Gewicht, Zyklus und unspezifische Symptome
Zöliakie wird nicht immer über klassische Darmbeschwerden entdeckt. Manche Betroffene suchen wegen Gewichtsschwankungen, Zyklusproblemen, Müdigkeit oder Schwindel. Diese Beschwerden beweisen Zöliakie nicht, können aber Anlass für eine strukturierte Abklärung sein.
| Symptom oder Frage | Mögliche Einordnung | Sinnvoller nächster Schritt |
|---|---|---|
| Gewichtsverlust | Kann durch Malabsorption, Durchfälle oder Appetitverlust entstehen. | Blutwerte, Nährstoffstatus und Zöliakie-Antikörper prüfen. |
| Gewichtszunahme | Schließt Zöliakie nicht aus; Ernährung, Entzündung, Bewegung und Begleiterkrankungen können eine Rolle spielen. | Nicht allein nach Gewicht entscheiden. |
| Menstruations- oder Zyklusprobleme | Mangelwerte, Entzündung und allgemeine Belastung können beteiligt sein. | Gynäkologische und internistische Abklärung kombinieren. |
| Müdigkeit und Konzentrationsprobleme | Häufig mit Eisen-, B12-, Folat- oder Vitamin-D-Mangel verbunden. | Laborwerte nicht nur auf Antikörper begrenzen. |
| Schwindelgefühl | Kann indirekt über Mangelzustände oder Gewichtsveränderungen auftreten. | Akute oder starke Beschwerden ärztlich abklären lassen. |
Symptom-Cluster statt Einzelsymptom: wann Zöliakie wahrscheinlicher wird
Ein einzelnes Symptom beweist keine Zöliakie. Aussagekräftiger ist das Muster: Beschwerden aus mehreren Bereichen, wiederkehrende Mangelwerte oder familiäre Belastung erhöhen den Anlass für eine ärztliche Abklärung.
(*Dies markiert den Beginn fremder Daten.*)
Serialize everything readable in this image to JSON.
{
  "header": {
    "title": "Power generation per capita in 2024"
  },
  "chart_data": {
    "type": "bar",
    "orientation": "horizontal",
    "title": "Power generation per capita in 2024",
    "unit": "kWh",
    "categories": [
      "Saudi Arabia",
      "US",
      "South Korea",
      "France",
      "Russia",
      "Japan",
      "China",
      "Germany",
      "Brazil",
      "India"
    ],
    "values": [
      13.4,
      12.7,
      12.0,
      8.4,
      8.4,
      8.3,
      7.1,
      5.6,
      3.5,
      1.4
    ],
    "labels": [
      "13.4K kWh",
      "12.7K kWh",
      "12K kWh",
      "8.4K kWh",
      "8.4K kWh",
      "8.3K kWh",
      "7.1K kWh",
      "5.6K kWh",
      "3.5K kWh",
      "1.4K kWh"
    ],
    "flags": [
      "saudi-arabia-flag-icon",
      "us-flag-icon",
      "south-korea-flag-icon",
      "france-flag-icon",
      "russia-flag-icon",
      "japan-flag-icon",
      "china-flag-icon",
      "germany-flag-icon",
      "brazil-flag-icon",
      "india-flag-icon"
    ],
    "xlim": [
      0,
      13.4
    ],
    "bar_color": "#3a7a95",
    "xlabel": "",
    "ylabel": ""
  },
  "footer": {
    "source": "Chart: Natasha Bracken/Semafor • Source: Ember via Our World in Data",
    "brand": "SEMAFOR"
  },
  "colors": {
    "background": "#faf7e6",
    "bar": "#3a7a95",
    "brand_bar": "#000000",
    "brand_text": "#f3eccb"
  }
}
| Cluster | Typische Hinweise | Besonders aufmerksam sein bei |
|---|---|---|
| Darm und Verdauung | Durchfall, Verstopfung, Blähbauch, Bauchschmerzen, wechselnder Stuhl. | Langer Dauer, Gewichtsverlust, nächtlichen Beschwerden oder Gedeihstörung bei Kindern. |
| Mangel und Energie | Eisenmangel, niedriger Ferritinwert, Folat-, B12-, Vitamin-D- oder Zinkmangel. | Mangelwerten ohne klare Erklärung oder trotz Supplementen. |
| Haut, Mund und Zähne | Dermatitis herpetiformis, Aphthen, Zahnschmelzdefekte, juckende Hautveränderungen. | Wiederkehrenden Befunden plus Verdauungs- oder Mangelzeichen. |
| Neurologisch und allgemein | Müdigkeit, Kopfschmerzen, Konzentrationsprobleme, Schwindelgefühl. | Kombination mit Eisenmangel, Autoimmunerkrankungen oder Familienanamnese. |
| Hormone, Zyklus, Knochen | Zyklusstörungen, unerfüllter Kinderwunsch, verzögerte Pubertät, Osteopenie/Osteoporose. | Unklaren gynäkologischen, endokrinologischen oder knochenbezogenen Befunden. |
Bei Beschwerden, die im Alltag oft als “Glutenunverträglichkeit Symptome” beschrieben werden, ist diese Einordnung wichtig: Reizdarm, Laktoseintoleranz, Weizenallergie und Nicht-Zöliakie-Weizensensitivität können ähnlich wirken. Deshalb führt der beste nächste Schritt nicht direkt in eine Diät, sondern zuerst in eine saubere Abklärung.